Tanjungpinang, mejaredaksi – Tren kasus perlindungan anak di Kota Tanjungpinang, Kepulauan Riau, menunjukkan peningkatan signifikan sepanjang 2025. Data kepolisian mencatat sebanyak 54 kasus perlindungan anak, hampir dua kali lipat dibandingkan 2024 yang hanya berjumlah 30 kasus.
Kapolresta Tanjungpinang melalui Kombes Pol Hamam Wahyudi mengungkapkan bahwa dari total 54 kasus tersebut, baru 26 perkara yang berhasil diselesaikan, sementara sisanya masih dalam proses penanganan.
“Memang terjadi peningkatan kasus perlindungan anak. Tahun ini ada 54 kasus, namun yang terselesaikan 26 kasus,” ujar Hamam, Senin (29/12/2025).
Secara keseluruhan, Satreskrim Polresta Tanjungpinang menangani 238 kasus kejahatan sepanjang 2025. Dari jumlah tersebut, 88 kasus belum rampung dan dipastikan akan menjadi pekerjaan rumah pada 2026.
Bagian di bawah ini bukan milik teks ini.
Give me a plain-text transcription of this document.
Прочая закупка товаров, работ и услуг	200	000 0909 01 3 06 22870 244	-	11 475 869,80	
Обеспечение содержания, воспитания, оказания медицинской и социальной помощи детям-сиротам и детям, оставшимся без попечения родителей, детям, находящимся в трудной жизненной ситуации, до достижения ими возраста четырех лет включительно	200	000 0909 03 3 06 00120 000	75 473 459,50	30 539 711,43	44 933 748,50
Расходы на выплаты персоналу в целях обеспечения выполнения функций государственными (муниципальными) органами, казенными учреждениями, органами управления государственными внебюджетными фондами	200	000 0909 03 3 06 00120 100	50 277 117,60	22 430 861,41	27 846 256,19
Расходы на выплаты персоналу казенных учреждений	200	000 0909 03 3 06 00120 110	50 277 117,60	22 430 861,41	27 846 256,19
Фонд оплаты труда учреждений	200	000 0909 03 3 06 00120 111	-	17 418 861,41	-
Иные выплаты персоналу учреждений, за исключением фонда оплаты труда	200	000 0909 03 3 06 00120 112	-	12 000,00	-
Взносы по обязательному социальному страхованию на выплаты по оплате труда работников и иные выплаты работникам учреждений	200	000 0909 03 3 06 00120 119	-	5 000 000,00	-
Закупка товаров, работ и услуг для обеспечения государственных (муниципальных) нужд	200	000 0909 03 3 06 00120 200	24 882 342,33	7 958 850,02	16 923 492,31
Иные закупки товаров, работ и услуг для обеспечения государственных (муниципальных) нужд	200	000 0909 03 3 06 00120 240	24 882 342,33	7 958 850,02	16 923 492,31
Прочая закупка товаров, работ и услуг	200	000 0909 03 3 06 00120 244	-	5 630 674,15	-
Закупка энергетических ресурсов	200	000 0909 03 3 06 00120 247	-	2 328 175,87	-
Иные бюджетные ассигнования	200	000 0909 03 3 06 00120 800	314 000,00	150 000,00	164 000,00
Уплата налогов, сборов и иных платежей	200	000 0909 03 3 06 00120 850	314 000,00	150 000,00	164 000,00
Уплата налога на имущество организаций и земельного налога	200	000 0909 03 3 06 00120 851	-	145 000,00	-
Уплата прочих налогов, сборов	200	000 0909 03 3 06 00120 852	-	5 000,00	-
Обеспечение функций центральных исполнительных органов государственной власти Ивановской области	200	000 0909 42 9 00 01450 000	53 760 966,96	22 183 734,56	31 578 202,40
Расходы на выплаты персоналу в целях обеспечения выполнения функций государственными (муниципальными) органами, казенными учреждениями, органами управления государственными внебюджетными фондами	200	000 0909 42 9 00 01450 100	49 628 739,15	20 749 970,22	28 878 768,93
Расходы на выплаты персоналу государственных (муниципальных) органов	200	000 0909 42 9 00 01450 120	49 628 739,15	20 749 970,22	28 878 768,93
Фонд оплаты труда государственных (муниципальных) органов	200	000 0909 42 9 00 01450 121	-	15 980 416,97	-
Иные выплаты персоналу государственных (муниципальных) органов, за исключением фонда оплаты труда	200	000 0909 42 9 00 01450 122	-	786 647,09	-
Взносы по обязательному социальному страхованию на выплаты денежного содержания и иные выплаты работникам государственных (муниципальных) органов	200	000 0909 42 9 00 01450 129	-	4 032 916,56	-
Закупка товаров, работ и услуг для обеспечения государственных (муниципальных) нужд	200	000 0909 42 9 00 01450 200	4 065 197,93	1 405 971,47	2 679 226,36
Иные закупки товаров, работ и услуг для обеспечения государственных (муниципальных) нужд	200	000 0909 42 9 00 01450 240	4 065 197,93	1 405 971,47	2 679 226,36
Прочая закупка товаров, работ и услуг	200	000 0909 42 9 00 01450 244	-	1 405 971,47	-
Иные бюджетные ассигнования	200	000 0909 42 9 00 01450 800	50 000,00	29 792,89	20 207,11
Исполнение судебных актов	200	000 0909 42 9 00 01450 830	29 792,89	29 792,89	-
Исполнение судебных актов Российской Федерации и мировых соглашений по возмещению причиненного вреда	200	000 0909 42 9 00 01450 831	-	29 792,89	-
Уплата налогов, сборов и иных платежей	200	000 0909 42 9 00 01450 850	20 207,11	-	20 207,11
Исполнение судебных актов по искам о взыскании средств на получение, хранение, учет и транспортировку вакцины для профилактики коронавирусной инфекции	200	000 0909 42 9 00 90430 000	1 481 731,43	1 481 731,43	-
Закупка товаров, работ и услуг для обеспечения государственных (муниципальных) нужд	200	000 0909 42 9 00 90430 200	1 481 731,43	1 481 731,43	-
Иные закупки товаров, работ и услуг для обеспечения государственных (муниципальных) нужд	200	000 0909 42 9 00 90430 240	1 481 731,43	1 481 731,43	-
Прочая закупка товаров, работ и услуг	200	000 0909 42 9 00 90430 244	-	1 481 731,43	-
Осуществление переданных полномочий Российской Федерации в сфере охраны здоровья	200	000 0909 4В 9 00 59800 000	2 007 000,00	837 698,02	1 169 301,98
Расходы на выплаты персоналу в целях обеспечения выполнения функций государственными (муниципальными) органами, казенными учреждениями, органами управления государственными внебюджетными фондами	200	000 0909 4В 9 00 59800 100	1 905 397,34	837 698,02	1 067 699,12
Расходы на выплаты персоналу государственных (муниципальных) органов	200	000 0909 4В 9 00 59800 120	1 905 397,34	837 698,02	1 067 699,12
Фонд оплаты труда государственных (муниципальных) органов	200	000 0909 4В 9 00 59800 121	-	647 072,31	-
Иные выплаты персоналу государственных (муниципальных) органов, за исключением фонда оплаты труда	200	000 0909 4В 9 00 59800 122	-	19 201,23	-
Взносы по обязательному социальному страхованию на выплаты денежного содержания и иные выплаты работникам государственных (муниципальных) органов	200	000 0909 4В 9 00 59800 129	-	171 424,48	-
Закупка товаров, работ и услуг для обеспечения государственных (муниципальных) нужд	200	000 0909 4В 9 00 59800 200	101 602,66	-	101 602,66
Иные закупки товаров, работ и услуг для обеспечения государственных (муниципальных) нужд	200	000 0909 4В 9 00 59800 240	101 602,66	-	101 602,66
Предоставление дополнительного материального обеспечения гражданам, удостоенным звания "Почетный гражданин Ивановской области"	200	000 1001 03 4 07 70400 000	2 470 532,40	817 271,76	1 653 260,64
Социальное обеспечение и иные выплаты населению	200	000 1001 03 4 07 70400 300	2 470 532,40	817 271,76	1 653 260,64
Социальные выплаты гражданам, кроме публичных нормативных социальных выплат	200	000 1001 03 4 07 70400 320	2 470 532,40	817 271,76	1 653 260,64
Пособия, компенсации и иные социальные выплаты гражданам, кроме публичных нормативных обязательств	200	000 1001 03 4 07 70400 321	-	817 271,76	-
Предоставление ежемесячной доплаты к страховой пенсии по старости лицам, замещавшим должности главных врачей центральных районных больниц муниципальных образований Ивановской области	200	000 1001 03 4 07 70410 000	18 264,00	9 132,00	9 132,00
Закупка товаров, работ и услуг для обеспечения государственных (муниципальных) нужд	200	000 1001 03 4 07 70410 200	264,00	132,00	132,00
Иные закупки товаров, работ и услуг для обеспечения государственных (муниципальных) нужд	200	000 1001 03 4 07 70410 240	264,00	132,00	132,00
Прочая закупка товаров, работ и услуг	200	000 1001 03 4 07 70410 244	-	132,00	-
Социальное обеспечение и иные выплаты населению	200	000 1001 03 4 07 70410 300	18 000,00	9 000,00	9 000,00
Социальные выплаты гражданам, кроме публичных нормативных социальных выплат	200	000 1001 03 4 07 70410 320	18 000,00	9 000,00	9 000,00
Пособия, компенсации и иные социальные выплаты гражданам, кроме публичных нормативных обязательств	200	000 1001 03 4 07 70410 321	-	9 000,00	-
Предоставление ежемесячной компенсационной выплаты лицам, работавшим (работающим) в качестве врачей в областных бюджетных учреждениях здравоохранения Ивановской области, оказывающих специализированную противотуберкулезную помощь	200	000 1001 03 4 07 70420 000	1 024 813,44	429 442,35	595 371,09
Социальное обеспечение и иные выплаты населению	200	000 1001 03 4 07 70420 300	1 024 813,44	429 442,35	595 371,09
“Kasus yang belum selesai di 2025 akan dilanjutkan pada 2026. Kita pastikan tetap diselesaikan sesuai ketentuan hukum,” tegasnya.
Selain perlindungan anak, sejumlah kasus kriminal lain juga mendominasi catatan kepolisian. Pencurian sepeda motor (curanmor) tercatat sebanyak 30 perkara, namun baru 15 yang berhasil dituntaskan. Kasus penganiayaan mencapai 30 laporan dengan tingkat penyelesaian 10 kasus.
Sementara itu, pencurian dengan pemberatan menunjukkan performa penanganan cukup tinggi dengan 25 kasus tuntas dari 27 laporan. Pencurian biasa tercatat 23 kasus (16 selesai), KDRT sebanyak 15 kasus (lima selesai), pengeroyokan 11 kasus, serta pornografi tiga kasus yang seluruhnya masih tertunggak.
“Yang belum selesai itu menjadi tunggakan kami dan wajib dituntaskan,” pungkas Hamam.
Lonjakan kasus ini menjadi cermin bahwa kejahatan tidak libur, meski kalender hampir berganti tahun. Tantangannya kini bukan hanya penindakan, tetapi juga pencegahan dan perlindungan nyata—terutama bagi anak-anak.